Children’s Rights in Islamic Law
The Prophet’s model: The Prophet Muhammad’s own conduct with children was famous for its warmth and egalitarianism — he carried his grandsons Hasan and Husayn on his shoulders during prayer, allowed his granddaughter Umama to be carried during salat, and taught: ‘He who does not show mercy to our children and does not honor our elderly is not of us.’ (Tirmidhi). This model of prophetic tenderness toward children set the tone for the Islamic legal elaboration of children’s rights.
Equal treatment: The Prophet’s warning against preferring one child over others in gifts — transmitted through the famous story of Nu’man ibn Bashir’s father, who was told by the Prophet ‘Do not make me a witness to injustice’ when he tried to give Nu’man a special gift without giving equally to the other children — established the ‘adl principle among siblings as a hadith-grounded legal rule.
See also: Nikah, Al Nasab, Birr Al Walidayn, Al Tarbiya, Al Mawdud, Akhlaq, Adl
The Child in the Covenant
Born into walayah: In Ismaili Bohra theology, the child of a mumin couple is born into the covenant community — the adhan whispered at birth is the first act of incorporation into the da’wa. The child’s early religious formation (Quran recitation, Arabic, Ismaili theology) is the beginning of a tarbiya that culminates in the misaq when the child reaches maturity.

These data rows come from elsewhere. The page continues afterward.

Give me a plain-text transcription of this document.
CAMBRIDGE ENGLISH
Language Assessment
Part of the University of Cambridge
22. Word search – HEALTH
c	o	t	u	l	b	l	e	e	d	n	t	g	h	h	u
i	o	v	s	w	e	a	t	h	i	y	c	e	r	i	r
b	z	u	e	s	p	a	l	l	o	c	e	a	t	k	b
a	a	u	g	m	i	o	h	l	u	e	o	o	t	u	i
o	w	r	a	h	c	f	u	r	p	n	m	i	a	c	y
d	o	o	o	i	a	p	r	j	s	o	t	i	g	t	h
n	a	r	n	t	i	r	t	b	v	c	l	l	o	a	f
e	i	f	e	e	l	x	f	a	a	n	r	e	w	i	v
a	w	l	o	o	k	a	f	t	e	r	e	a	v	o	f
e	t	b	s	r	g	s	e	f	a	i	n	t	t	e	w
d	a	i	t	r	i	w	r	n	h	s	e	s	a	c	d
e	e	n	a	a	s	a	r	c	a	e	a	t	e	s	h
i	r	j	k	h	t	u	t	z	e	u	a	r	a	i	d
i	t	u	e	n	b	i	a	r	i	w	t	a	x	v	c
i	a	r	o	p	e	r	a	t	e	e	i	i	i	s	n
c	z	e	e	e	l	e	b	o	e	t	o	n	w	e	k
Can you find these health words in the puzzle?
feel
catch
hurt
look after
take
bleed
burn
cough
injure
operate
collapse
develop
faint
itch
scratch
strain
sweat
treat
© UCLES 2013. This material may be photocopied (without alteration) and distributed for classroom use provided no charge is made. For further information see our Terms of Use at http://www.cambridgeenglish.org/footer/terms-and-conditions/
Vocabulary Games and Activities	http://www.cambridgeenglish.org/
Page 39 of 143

The intergenerational transmission of walayah is the community’s most fundamental act — each generation’s responsibility to the next.
The walad as amanah: The child is a divine trust (amanah) not a possession. Islamic law’s sharp limit on parental authority — parents cannot compel a child to sin; cannot give a daughter in marriage without her consent (post-puberty); cannot deprive children of their inheritance rights — reflects this amanah logic: the child is Allah’s, not the parent’s.